Regulation of mitochondrial biogenesis. Occurrence of non-functioning components of the mitochondrial respiratory chain in Saccharomyces cerevisiae grown in the presence of proteinase inhibitors: evidence for proteolytic control over assembly of the respiratory chain

Abstract

Yeast was grown in glucose- or galactose-containing media without or with proteinase inhibitors, phenylmethanesulphonyl fluoride and pepstatin. Culture growth was practically not affected by these compounds. Yeast growth on glucose in the presence of either phenylmethanesulphonyl fluoride or pepstatin entails accumulation of cytochromes c, c1, b and aa3 to a 25–30% excess above the control by the stationary phase, while cell respiration is unaffected. During growth on galactose the maximal cytochrome content (per unit weight of biomass) is reached in the mid-exponential phase and then decreases by 30–40% towards the stationary phase, while cell respiration remains constant.
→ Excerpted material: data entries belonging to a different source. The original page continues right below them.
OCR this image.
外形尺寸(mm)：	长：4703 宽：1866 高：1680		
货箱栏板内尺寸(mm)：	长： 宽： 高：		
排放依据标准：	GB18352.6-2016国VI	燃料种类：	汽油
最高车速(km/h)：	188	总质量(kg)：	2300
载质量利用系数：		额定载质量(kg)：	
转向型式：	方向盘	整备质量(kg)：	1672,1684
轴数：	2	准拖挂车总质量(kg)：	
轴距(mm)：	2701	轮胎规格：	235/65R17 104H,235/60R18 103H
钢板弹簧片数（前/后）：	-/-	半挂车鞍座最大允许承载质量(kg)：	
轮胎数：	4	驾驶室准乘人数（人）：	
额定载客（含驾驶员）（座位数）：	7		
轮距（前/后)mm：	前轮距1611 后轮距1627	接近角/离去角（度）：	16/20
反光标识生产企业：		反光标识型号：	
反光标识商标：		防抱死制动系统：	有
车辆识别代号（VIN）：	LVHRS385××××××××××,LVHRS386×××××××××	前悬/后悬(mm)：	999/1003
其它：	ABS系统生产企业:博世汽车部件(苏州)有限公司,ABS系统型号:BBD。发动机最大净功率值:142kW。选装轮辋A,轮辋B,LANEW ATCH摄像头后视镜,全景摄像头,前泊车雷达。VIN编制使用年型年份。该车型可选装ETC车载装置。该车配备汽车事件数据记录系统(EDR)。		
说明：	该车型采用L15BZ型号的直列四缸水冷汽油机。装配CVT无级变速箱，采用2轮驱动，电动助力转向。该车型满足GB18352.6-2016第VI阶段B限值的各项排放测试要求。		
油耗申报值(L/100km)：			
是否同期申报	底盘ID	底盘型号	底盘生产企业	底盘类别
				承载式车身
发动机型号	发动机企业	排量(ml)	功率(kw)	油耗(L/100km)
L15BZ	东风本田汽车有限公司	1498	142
Addition of phenylmethanesulphonyl fluoride or pepstatin in the mid-exponential phase blocks the decrease in cytochrome levels and has no effect on cell respiration. Mitochondrial populations isolated from stationary-phase control and phenylmethanesulphonyl fluoride-grown cells glucose cultures display identical succinate oxidase and partial-respiratory-chain activities, despite the differences in cytochrome contents. However, the activities of individual respiratory complexes measured after maximal activation are nearly proportional to the amounts of corresponding components. The same situation holds true for mitochondrial populations from mid-exponential-phase, stationary-phase control and stationary-phase inhibitor-grown cells of galactose cultures. The findings suggest that the ‘surplus’ respiratory-chain components do not participate in electron flow because of the lack of interaction with adjacent carriers.